Nick Cataldo, Correspondent
Redlands Daily Facts
Last month the San Bernardino Historical and Pioneer Society sponsored an event celebrating the 100th Anniversary Rededication of the Stoddard-Waite Monument in the Cajon Pass.
This white obelisk near the truck scales along the 15 Freeway south of Highway 138 on property owned by the San Bernardino County Museum Association, was built to honor the pioneers who came to Southern California in the 1800s. On one side of the monument is the inscription "Santa Fe and Salt Lake Trail, erected by the Pioneer Society of San Bernardino, 1912." On another side, etched on a brass plate, is the inscription "Sheldon Stoddard and Sydney P. Waite came over this trail in 1849 and helped erect this monument in 1912."
Attending last month's festivities were about 50 people, including a group of individuals who had special cause for celebration. This assemblage consisted of descendants of the two men whose names are emblazoned on the monument.
In December 1849 a group of hardy pioneers arrived at this site -- for centuries a Serrano Indian settlement known as Amuscopiabit and during pioneer times as "the Willows" -- with a wagon train traveling from Salt Lake City. The group became famous as the "Death Valley 49ers." Among them were 19-year-old Sheldon Stoddard and 12-year-old Sydney Waite who were traveling with their parents. They all rested at the Willows, after entering the Cajon Pass by way of Coyote Canyon.
This narrow, twisting gorge had been heavily used for pack trains of mules between Santa Fe and Los Angeles during the 1830s and into the 1940s.
By the late 1840s, emigrant parties traveling by wagon departing from Salt Lake rolled slowly down the Cajon. One such caravan was the Jefferson Hunt party who were bound for the gold fields of Northern California.
Many of the wagons had to be dismantled and dragged over the rocky streambed that runs through the narrow Coyote Canyon. Two of the individuals who helped get the wagons through were Stoddard and Waite.
Original Stoddard-Waite Monument dedication ceremony, held on 05/18/1913. In the automobile are surviving pioneers Sheldon Stoddard and Sidney Waite. |
The location was chosen so that "modern-day" motorists traveling along the Santa Fe-Grand Canyon-Needles Highway -- later known as the National Old Trails Road -- could easily pull over and contemplate the history of the trails and roads serving the area.

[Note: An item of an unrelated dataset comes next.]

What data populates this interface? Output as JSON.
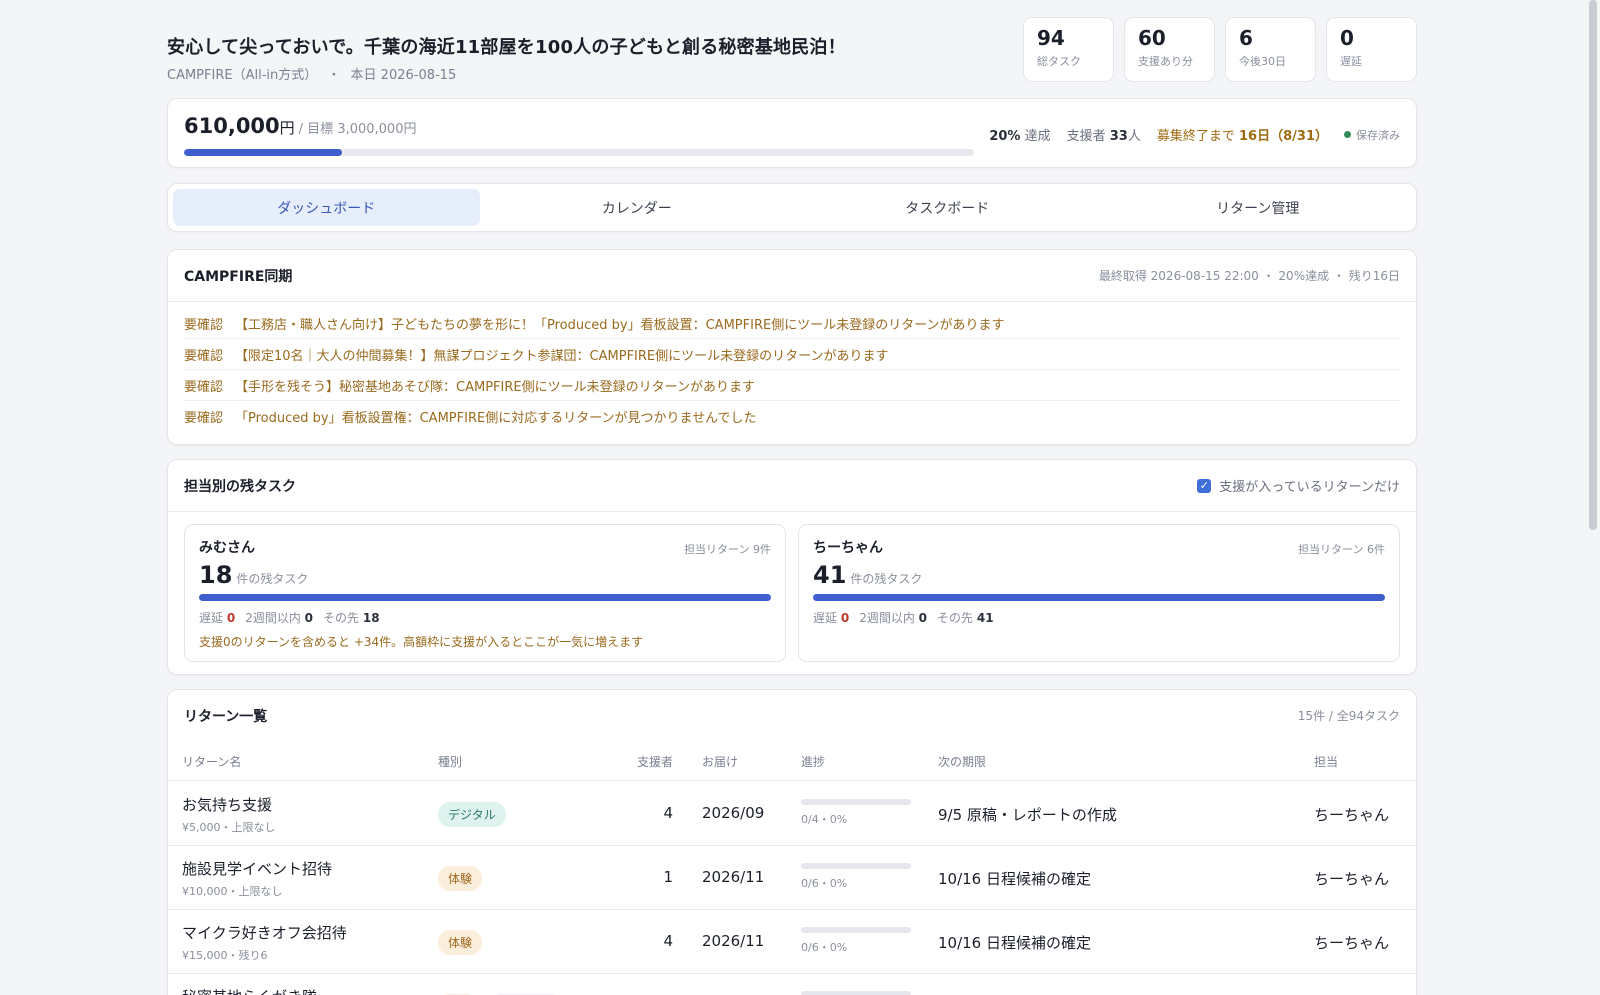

The 1913 dedication was carefully planned by Secretary John Brown Jr. and conducted by President Silas Cox.
Transportation was arranged in automobiles for elderly participants and a caravan starting at John Brown's residence at Sixth and D streets in San Bernardino drove to the site.
A surprising number of pioneer survivors -- including Sheldon Stoddard and Sidney Waite -- were present.
As part of the program, those two men, along with R.T. Roberds, Mary Crandall, Jane Smithson and George Miller, gave their recollections of the route. Pablo Belarde was the earliest of them all, having arrived from New Mexico by pack mule in 1844.
After Mary Harris uncovered folds of American flags from the monument, Reverend Mark B. Shaw delivered the invocation, De La Montaigne Woodward, Henry M. Willis, Judge Benjamin F. Bledsoe, W.J. Curtis and Joseph E. Rich gave addresses and there was plenty of singing. After the ceremony there was a basket picnic and all had a great time.
One hundred years later to the day, the Stoddard-Waite Monument Rededication of May 18, 2013, also was a rousing success.
The activities began at 9 a.m. at the San Bernardino Historical and Pioneer Society's Heritage House at Eighth and D streets in San Bernardino, when President Steve Shaw welcomed everyone and presented a slide show featuring the old "Pioneer Society," followed by a special gift to descendants of Stoddard and Waite.
After everyone convoyed up to the Stoddard-Waite Monument in the Cajon Pass, San Bernardino County Museum Association caretaker Mike Hartless talked about the Indian village followed by my own historical overview of the Willows.
Then, in honor of those pioneers who arrived more than a century and a half ago, descendants of Stoddard, Waite, and other families proudly talked about their ancestors who helped turn the Cajon Pass into an important gateway into Southern California.